5 | Unterstützungsstrategien
| Gefühlsstarkes Kind | ADHS | 
|---|---|
| Emotionscoaching (Benennen, Spiegeln, Atmung) | Verhaltenstherapie, Elterntraining nach S3-Leitlinie | 
| Reizarme Pausen, „Rückzugs-Insel“ | Strukturpläne, Timer, kurze Arbeitsintervalle | 
| „Kuschel- statt Konsequenz-Minute“ nach Eskalationen | ggf. medikamentöse Therapie (z. B. Methylphenidat) | 
| Fokus auf Stärken (Neugier, Ausdauer) | Ressourcenorientierung + schulische Nachteilsausgleiche | 
| Regelmäßige Bewegung zur Spannungsabfuhr | Sportprogramme zur Impuls- und Aufmerksamkeitskontrolle | 
6 | Wann ist eine professionelle Abklärung sinnvoll?
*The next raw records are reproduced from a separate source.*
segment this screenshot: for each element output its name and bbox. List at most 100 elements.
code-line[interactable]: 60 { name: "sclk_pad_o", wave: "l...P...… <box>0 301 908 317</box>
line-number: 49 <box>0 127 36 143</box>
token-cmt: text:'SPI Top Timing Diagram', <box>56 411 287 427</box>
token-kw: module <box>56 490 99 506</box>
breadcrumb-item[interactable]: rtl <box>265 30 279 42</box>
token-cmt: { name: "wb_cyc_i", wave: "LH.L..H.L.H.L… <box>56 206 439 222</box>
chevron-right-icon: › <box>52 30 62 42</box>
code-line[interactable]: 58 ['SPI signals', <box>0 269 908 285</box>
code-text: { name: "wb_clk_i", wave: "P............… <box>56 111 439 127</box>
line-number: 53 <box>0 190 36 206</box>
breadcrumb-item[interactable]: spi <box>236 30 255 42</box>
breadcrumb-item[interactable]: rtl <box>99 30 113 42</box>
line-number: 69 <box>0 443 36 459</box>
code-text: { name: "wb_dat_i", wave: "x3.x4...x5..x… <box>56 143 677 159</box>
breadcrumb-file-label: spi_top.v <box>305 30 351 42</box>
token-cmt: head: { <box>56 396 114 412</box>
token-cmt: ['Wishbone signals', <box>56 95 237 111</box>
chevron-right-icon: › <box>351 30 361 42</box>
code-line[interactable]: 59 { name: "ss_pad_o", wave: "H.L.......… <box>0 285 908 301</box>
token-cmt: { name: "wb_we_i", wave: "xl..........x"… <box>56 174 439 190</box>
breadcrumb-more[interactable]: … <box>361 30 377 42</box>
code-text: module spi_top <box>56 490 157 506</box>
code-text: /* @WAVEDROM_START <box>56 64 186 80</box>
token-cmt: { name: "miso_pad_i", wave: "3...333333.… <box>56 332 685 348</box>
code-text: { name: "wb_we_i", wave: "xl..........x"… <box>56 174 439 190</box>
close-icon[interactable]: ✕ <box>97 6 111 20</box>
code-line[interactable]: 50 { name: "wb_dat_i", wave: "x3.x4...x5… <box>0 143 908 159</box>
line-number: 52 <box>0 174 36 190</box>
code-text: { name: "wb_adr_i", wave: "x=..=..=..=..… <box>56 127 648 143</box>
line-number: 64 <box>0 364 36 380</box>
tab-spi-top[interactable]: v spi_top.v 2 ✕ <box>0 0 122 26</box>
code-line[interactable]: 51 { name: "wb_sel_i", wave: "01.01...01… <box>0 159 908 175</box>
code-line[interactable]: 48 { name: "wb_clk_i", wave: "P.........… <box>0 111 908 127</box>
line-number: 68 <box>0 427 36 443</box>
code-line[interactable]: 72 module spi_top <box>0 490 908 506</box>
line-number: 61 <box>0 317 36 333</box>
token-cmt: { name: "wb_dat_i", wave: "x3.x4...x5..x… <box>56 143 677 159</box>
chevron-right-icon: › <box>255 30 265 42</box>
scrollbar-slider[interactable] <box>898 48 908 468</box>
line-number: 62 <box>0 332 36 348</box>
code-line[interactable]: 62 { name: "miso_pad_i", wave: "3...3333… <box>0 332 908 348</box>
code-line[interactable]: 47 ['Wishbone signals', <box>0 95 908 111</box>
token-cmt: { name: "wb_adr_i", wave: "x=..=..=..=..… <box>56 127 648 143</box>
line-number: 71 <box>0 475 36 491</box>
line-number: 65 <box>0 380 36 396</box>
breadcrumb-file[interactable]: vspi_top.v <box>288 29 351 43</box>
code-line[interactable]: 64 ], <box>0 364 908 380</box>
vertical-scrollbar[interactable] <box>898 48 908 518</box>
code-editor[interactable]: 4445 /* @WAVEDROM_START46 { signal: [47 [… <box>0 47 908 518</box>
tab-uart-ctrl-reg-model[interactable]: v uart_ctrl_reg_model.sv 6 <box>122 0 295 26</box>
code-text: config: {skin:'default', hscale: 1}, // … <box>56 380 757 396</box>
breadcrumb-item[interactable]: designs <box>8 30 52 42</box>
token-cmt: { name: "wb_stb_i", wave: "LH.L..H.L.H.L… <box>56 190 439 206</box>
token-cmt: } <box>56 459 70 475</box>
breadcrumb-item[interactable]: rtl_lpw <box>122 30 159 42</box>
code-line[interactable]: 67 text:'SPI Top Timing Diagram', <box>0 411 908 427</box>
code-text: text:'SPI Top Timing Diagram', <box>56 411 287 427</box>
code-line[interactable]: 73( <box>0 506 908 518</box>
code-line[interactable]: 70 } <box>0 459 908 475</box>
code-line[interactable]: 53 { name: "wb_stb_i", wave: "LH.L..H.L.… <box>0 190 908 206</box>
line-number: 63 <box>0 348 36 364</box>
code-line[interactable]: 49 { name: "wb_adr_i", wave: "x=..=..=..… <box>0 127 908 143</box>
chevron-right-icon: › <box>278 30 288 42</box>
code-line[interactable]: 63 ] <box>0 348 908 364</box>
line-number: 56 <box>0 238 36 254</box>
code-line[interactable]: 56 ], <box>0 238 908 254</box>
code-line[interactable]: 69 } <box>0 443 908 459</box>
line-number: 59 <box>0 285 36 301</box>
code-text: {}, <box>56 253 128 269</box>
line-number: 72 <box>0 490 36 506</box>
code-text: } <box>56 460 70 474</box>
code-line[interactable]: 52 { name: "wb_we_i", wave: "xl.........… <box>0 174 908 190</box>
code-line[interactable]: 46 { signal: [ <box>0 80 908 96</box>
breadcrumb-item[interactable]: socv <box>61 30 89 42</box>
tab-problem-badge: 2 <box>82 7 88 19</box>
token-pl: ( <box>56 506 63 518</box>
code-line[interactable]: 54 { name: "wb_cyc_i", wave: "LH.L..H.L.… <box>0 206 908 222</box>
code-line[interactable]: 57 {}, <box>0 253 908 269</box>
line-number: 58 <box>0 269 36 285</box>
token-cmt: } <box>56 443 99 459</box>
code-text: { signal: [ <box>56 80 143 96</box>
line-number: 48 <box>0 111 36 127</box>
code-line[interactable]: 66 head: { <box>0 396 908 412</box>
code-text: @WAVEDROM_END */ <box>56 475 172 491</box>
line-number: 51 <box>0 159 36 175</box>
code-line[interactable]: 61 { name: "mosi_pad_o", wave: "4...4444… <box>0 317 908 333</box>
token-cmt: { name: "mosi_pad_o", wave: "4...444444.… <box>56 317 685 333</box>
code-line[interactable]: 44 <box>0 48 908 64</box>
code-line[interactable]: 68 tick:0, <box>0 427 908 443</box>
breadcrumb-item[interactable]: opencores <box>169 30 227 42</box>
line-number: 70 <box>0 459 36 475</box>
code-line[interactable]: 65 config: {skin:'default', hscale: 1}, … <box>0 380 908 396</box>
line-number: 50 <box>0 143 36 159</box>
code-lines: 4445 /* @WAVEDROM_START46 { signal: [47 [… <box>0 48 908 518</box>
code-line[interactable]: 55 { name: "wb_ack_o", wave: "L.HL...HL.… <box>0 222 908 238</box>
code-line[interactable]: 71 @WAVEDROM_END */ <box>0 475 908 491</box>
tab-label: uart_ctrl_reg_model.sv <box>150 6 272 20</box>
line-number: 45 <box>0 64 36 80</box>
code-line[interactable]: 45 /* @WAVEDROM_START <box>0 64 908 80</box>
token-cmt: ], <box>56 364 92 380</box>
- Anhaltende Konzentrations- oder Leistungsprobleme trotz passender Lernumgebung
 - Ständige Konflikte in Familie, Kita oder Schule
 - Selbstwert sinkt (Kind bezeichnet sich als „dumm“ oder „schlecht“)
 - Begleitprobleme wie Schlafstörungen, Ängste oder depressive Verstimmung
 
Kinder- und Jugendpsychiatrische oder neuropädiatrische Ambulanzen führen standardisierte Tests durch und helfen, zwischen Temperament und Störung zu unterscheiden.
7 | Fazit
Ein gefühlsstarkes Temperament ist kein Defizit, sondern eine kraftvolle Eigenschaft. Doch wenn starke Gefühle von ausgeprägten Aufmerksamkeits- und Impulskontrollproblemen begleitet werden, lohnt sich ein genauer Blick auf ADHS. Eine fundierte Diagnose schützt vor unnötiger Pathologisierung – genauso wie sie verhindert, dass echtes Leiden übersehen wird. Entscheidend sind Beobachtung, Verständnis und eine frühzeitige, passgenaue Unterstützung.